The report that Baume cites is the “initial study and negative declaration,” which is an analysis of the project’s potential environmental effects, and includes the latest plans. They do call for landscaped medians. The report was authored a month ago by city civil engineer Donn Uyeno, who has since received 57 written comments, almost all of them expressing concern from the bike community.
In the initial study, Uyeno writes “The project looked into incorporating dedicated bike lanes into the project, however the public right of way and the geometry of the street did not allow for it.”
Uyeno has since said he will amend that portion of the study, believing bike lanes can and should be incorporated at a future date, and after consideration of the feedback he has received from bike advocates — but medians still remain part of the project.
Many advocates worry the medians will not leave room for bike lanes unless street parking is later removed. That’s unlikely in an area starved for parking, they say.
Baume says the solution is easy: eliminate the medians.
“Rather than creating a choice between bike lanes and parking, the city could simply make room for both by eliminating the giant median they have planned. Why won’t they? Well, that’s anyone’s guess,” he said.
Uyeno said the project is being funded by a grant from the Los Angeles County Metropolitan Transportation Authority, and that medians were a part of the grant application.
Also, the point of the streetscape is to match the look on La Brea with the one already on Santa Monica Boulevard, which includes island medians, he said.
“Their width is pretty narrow,” Uyeno said. “They are not humungous giant medians, even the landscaping is similar to what’s on Santa Monica Boulevard.

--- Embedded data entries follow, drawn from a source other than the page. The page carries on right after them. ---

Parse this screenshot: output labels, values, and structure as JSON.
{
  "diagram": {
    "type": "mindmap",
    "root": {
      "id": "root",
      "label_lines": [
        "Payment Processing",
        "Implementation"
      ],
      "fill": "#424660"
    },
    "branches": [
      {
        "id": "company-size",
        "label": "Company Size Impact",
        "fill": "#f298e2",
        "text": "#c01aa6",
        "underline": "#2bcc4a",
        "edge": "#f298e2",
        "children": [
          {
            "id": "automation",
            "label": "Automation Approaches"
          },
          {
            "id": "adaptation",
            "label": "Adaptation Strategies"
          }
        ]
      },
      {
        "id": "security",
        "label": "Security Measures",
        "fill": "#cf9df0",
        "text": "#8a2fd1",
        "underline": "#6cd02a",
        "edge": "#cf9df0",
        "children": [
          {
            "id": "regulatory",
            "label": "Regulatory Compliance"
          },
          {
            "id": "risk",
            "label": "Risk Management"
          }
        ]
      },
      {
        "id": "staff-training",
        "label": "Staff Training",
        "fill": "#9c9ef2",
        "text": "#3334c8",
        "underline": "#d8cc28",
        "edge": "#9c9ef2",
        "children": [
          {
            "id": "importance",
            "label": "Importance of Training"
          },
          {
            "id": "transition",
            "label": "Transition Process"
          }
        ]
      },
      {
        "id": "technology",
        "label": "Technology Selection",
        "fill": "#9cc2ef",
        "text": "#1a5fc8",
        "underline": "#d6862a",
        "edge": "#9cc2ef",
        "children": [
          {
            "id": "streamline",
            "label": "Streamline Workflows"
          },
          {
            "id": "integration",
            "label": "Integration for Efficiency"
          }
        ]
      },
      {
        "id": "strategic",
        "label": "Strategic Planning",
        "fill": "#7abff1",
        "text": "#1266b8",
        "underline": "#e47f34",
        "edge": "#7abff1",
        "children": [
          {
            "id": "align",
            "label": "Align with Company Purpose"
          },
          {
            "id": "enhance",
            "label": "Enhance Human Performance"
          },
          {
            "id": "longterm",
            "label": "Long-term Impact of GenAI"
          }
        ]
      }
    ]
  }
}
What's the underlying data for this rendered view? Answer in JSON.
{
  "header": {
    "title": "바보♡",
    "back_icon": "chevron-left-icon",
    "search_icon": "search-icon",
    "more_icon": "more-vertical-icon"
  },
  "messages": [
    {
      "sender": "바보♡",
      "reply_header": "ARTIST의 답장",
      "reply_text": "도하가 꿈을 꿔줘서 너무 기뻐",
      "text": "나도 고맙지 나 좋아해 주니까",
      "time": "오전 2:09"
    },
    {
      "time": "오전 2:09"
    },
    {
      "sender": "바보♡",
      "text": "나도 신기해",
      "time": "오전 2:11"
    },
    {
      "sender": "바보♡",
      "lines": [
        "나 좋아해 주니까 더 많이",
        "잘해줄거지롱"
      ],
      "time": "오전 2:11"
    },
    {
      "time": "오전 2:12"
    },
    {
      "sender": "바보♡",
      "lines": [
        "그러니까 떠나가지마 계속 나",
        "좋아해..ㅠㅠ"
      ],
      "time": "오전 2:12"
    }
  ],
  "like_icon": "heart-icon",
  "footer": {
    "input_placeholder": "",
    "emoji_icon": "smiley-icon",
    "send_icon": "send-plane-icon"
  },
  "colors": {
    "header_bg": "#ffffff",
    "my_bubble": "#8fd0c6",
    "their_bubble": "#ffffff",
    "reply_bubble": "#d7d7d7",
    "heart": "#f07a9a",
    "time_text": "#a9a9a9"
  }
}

Even if you took out all the medians, the bike lane that would go on La Brea would look the same,” he said.
In 1999, the city adopted the “Santa Monica Boulevard Master Plan,” which intended to create a “main street” that would “connect and unify West Hollywood from its eastern boundary at La Brea Avenue to its western boundary at Doheny Drive, with distinctive gateways at both ends.”
In 2001, initial construction of this “main street” was completed on SMB, including widened sidewalks, street trees in parkways, pedestrian street lights and landscaped medians.
In 2010, the city laid out its plan for the “eastern gateway.”
While Uyeno remains optimistic bike lanes will be included in future plans, he does admit “removing some of the parking would probably be the best way to get a nice (bike lane) project.”
“Residents and businesses will be highly resistant to the removal of parking,” Baume said.
“It’s not unheard of for the city to remove parking spaces,” Uyeno countered.
Furthermore, the City of Los Angeles has plans to build bike lanes along its portion of La Brea, which bookends WeHo’s section of the street to the north and south. WeHo bike advocates insist the city should match that plan and that it’d be unsafe to do anything else, such as previously proposed stenciled “sharrows.”
The bicycle coalition cites a number of city documents that state the city is committed to connecting bike lanes with its neighbors.
For example, a portion of the 2011 City of West Hollywood Climate Action Plan reads, “the City will coordinate with the City of Los Angeles and City of Beverly Hills to connect West Hollywood bike routes to existing and planned routes in these cities.”
The 2011 West Hollywood General Plan says the city will “identify areas where better bicycle route connections can be implemented and increase bicycle parking can be provided.”
And finally, in its Nov. 2011 report to city staff making recommendations regarding the La Brea Streetscape, the West Hollywood Bicycle Task Force called for a class 2 bike lane — class 2 is federal jargon meaning a lane set aside in city streets exclusively for bikes.
“We can still do our landscaping portion and copy what the City of LA is doing in the future,” said Uyeno. “In my head, that’s pretty much what’s going to happen.”
The City Council will likely take up the issue at its March 18 meeting, according to Uyeno.
“I’m a bike rider,” he said. “I see their side of the story.”